O Traço a correr o risco na cidade
Desenha. Deseja. Desagua na brancura do papel para projetar cidades impossíveis. Ana Aragão corre o risco de se confundir com o seu próprio traço. Há no seu gesto criador a firmeza do feminino fervilhar. Traça minúsculos movimentos. Minuciosas arquiteturas. Milimétricas ruas que definem magnificas praças. Tudo com a subtileza do corpo. Mãos fixas no olhar com que prolonga a linha do horizonte, Ana projeta-se a si própria numa espécie de memória descritiva para a geometria transposta pelo olhar. E quando a cidade surge – «como o pássaro sem asas» do poema de Vinícius a sobrevoar o plano «onde antes só havia chão» – os desenhos de Ana são pura anatomia. Vê-la desenhar bairros sucessivos ou fachadas impossíveis com janelas que se abrem para infindáveis geografias é um convite a viajar pelo mundo de súbito exposto na parede.

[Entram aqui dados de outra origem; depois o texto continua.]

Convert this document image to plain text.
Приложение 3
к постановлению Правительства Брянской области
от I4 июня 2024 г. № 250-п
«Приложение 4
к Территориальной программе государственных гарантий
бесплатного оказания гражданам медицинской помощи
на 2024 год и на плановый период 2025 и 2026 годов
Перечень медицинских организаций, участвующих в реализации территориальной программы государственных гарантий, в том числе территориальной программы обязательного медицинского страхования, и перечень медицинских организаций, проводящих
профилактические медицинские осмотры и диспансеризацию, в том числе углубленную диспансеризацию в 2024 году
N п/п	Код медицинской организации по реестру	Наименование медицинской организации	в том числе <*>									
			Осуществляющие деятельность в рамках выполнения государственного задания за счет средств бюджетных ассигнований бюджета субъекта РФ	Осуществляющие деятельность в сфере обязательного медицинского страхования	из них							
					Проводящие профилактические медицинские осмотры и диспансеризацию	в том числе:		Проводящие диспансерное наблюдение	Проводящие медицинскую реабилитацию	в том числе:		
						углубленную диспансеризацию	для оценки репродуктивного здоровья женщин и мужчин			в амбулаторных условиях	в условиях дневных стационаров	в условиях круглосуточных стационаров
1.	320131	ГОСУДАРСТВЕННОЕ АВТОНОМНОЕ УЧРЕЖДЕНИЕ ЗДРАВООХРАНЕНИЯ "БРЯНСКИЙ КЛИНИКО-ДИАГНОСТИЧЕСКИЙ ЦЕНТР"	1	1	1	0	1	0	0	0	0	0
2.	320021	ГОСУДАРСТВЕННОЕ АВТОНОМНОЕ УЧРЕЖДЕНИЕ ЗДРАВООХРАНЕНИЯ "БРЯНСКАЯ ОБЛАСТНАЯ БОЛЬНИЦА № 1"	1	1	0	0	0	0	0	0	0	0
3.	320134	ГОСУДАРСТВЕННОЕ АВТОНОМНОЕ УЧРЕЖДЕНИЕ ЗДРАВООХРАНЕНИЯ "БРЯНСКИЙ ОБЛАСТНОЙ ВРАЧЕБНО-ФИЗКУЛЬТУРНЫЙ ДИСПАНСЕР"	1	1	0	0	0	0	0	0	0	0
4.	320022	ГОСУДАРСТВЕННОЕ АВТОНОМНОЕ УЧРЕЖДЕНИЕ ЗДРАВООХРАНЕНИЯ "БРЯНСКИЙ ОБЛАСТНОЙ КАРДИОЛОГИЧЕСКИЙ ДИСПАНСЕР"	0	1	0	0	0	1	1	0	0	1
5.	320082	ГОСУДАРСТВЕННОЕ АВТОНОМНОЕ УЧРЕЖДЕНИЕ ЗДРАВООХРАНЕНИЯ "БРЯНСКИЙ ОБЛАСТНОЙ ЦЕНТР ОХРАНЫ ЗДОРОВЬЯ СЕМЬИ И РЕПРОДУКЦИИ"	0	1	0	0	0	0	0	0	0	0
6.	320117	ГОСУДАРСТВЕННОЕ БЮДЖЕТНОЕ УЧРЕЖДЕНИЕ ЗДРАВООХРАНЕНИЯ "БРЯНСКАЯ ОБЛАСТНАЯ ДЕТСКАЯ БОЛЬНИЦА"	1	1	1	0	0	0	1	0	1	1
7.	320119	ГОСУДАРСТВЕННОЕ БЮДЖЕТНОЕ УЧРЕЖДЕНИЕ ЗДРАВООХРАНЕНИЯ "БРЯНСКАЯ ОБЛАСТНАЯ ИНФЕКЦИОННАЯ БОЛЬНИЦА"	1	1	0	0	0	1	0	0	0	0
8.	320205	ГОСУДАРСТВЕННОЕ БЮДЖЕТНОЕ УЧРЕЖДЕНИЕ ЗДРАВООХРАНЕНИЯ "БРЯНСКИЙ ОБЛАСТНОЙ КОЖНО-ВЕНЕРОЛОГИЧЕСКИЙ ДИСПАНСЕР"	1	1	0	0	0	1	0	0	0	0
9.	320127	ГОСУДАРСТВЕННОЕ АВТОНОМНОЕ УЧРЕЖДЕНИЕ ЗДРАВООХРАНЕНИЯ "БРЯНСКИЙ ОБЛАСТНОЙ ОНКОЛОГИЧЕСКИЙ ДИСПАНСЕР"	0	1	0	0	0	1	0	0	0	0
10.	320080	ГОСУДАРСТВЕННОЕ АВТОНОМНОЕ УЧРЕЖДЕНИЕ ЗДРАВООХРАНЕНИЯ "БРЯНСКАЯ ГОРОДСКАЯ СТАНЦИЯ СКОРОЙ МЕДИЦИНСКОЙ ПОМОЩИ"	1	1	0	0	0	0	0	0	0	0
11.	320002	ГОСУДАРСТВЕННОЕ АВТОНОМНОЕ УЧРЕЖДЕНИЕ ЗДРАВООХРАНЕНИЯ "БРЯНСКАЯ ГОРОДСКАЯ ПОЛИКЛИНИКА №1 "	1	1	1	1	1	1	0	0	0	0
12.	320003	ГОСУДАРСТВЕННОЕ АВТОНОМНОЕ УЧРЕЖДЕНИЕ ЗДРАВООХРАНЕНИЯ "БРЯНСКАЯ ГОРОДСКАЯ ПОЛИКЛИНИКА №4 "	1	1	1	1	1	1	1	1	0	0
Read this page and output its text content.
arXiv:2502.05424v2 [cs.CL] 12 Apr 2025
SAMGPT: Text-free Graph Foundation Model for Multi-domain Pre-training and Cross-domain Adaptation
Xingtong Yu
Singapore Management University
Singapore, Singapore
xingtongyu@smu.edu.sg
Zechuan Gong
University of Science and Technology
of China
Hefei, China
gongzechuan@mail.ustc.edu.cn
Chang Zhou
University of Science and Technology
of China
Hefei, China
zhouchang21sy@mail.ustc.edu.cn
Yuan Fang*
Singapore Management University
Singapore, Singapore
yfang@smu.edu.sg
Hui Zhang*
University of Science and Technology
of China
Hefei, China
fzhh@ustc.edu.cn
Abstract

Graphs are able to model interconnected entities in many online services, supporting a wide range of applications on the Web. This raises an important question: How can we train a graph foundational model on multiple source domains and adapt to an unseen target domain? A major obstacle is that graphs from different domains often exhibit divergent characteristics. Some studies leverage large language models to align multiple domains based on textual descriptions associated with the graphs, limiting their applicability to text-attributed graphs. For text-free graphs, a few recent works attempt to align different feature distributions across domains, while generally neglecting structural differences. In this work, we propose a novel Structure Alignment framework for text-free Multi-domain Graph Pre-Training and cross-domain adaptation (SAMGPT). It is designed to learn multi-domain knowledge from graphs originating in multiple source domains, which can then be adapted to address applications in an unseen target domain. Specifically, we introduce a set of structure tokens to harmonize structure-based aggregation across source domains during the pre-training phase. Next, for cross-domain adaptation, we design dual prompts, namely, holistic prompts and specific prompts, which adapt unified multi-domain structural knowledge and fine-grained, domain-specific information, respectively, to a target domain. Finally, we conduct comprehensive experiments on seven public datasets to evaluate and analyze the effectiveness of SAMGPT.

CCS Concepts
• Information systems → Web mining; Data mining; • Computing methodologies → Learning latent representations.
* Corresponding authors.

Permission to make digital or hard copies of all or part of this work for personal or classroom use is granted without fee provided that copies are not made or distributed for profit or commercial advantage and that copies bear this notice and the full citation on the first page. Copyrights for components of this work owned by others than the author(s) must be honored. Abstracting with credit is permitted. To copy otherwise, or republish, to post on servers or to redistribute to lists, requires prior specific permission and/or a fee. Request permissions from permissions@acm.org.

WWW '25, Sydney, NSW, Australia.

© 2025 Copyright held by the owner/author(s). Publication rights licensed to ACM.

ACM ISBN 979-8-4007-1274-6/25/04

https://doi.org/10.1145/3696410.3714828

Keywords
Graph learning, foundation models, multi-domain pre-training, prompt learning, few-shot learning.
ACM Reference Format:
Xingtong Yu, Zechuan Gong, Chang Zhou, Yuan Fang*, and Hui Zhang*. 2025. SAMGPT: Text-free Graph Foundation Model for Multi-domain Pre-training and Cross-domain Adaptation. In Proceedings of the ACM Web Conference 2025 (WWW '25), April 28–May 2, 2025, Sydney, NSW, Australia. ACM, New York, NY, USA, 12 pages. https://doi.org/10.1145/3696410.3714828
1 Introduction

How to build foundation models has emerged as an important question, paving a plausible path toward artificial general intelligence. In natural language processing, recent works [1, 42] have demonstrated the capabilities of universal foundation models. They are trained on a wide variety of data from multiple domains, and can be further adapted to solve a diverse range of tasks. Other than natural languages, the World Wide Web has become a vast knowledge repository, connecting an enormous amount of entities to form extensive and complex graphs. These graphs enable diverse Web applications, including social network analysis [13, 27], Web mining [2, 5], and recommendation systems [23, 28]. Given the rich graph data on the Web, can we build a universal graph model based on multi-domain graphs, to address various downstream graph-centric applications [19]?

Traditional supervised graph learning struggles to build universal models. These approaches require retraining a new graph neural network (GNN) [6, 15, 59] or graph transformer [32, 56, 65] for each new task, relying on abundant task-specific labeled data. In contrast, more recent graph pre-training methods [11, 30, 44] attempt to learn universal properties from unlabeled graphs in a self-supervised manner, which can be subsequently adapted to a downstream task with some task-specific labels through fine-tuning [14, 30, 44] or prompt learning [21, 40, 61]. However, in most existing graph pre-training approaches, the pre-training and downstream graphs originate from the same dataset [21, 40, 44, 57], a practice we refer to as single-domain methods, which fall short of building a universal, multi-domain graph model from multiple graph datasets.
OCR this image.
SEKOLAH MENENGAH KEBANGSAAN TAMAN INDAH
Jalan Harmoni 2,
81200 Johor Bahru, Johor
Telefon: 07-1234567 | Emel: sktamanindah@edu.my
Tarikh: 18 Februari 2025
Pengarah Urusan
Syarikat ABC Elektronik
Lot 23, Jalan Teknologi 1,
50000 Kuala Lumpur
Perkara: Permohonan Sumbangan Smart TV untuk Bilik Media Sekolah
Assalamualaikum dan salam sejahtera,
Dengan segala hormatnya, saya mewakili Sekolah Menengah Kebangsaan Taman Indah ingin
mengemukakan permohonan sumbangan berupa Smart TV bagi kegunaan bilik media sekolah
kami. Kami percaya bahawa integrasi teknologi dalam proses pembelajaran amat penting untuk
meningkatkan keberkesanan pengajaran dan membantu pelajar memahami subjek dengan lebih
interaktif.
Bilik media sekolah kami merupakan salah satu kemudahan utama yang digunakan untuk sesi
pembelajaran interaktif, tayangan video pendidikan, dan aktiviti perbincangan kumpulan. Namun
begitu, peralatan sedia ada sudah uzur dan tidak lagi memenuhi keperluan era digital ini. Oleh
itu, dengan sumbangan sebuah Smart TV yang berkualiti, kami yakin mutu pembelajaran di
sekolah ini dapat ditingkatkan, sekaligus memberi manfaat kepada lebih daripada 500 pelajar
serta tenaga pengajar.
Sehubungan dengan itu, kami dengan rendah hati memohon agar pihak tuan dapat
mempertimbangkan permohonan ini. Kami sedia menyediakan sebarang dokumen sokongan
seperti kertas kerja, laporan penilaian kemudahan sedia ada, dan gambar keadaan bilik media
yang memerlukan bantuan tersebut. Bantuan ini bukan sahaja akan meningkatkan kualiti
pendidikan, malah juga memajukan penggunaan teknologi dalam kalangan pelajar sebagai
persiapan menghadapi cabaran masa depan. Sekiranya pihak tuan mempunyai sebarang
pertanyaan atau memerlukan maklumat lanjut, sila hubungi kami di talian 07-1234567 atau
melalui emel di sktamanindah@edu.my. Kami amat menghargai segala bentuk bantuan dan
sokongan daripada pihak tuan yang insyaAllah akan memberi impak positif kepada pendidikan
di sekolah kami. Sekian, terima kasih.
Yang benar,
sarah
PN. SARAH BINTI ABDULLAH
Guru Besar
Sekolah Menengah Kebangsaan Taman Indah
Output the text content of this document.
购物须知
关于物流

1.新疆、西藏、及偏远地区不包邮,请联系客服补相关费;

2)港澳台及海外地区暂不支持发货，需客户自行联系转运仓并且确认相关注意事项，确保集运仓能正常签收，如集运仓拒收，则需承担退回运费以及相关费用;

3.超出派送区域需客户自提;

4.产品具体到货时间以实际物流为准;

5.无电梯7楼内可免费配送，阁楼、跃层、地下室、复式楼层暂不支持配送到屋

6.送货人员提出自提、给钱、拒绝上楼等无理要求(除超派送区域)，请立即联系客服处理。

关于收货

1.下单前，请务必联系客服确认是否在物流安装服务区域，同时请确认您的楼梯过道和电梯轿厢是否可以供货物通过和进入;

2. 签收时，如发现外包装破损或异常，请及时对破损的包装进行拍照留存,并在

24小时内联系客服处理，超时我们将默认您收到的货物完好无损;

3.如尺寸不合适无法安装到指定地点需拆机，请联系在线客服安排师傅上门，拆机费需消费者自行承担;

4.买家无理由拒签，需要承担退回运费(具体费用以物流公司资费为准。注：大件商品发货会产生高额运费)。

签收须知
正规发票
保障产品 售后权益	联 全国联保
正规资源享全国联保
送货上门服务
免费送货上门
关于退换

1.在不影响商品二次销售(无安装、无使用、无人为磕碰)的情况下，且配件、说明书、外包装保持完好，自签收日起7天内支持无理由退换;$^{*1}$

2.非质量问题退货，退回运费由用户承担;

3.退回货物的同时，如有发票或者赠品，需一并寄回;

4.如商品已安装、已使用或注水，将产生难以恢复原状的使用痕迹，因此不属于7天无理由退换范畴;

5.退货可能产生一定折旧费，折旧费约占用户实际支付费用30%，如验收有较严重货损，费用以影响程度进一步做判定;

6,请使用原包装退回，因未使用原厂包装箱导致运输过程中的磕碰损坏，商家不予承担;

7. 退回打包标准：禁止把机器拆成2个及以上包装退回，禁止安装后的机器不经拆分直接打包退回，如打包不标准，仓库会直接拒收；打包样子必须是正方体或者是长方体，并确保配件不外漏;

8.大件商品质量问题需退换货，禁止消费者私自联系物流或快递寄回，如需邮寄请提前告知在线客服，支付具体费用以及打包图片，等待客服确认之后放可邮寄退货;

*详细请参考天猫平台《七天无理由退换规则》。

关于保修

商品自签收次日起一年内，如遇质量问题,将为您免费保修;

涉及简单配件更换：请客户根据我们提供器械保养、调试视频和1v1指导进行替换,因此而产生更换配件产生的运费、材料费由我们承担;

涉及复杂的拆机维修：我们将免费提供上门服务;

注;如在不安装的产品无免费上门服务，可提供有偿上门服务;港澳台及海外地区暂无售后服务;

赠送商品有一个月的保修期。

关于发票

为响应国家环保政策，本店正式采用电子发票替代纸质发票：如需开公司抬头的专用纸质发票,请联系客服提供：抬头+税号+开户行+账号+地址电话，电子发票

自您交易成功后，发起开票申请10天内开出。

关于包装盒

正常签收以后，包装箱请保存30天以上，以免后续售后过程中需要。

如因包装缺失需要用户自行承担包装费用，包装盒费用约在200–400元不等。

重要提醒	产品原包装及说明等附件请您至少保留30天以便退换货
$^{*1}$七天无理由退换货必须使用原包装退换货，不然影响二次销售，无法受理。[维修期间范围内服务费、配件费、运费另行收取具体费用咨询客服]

Não há muros para transpor só jardins suspensos de um estirador que quase se transforma em estante. E livros. Há letras no meio dos prédios. Pedaços de um texto que ela vai escrevendo como se fosse um roteiro literário para ler o Mundo. Um guia de viagens íntimas. Um capítulo secreto e um índice final das grandes obras primas da nossa arquitetura. Sem prefácio nem aviso prévio. Chega-se aos desenhos de Ana Aragão e sente-se o labirinto percorrido. Percebe-se que ela desenhou as cidades do futuro como se fossem as primeiras pedras do antiquíssimo prazer de habitar a substância do tempo.
O verso de Sophia torna-se aqui na cidade que esperávamos como se fosse tudo perfeito. Parece aquele dia inicial inteiro e límpido em que emergimos do caos urbanístico e do espanto silenciado para concluir que os desenhos da Ana não precisam de assinatura.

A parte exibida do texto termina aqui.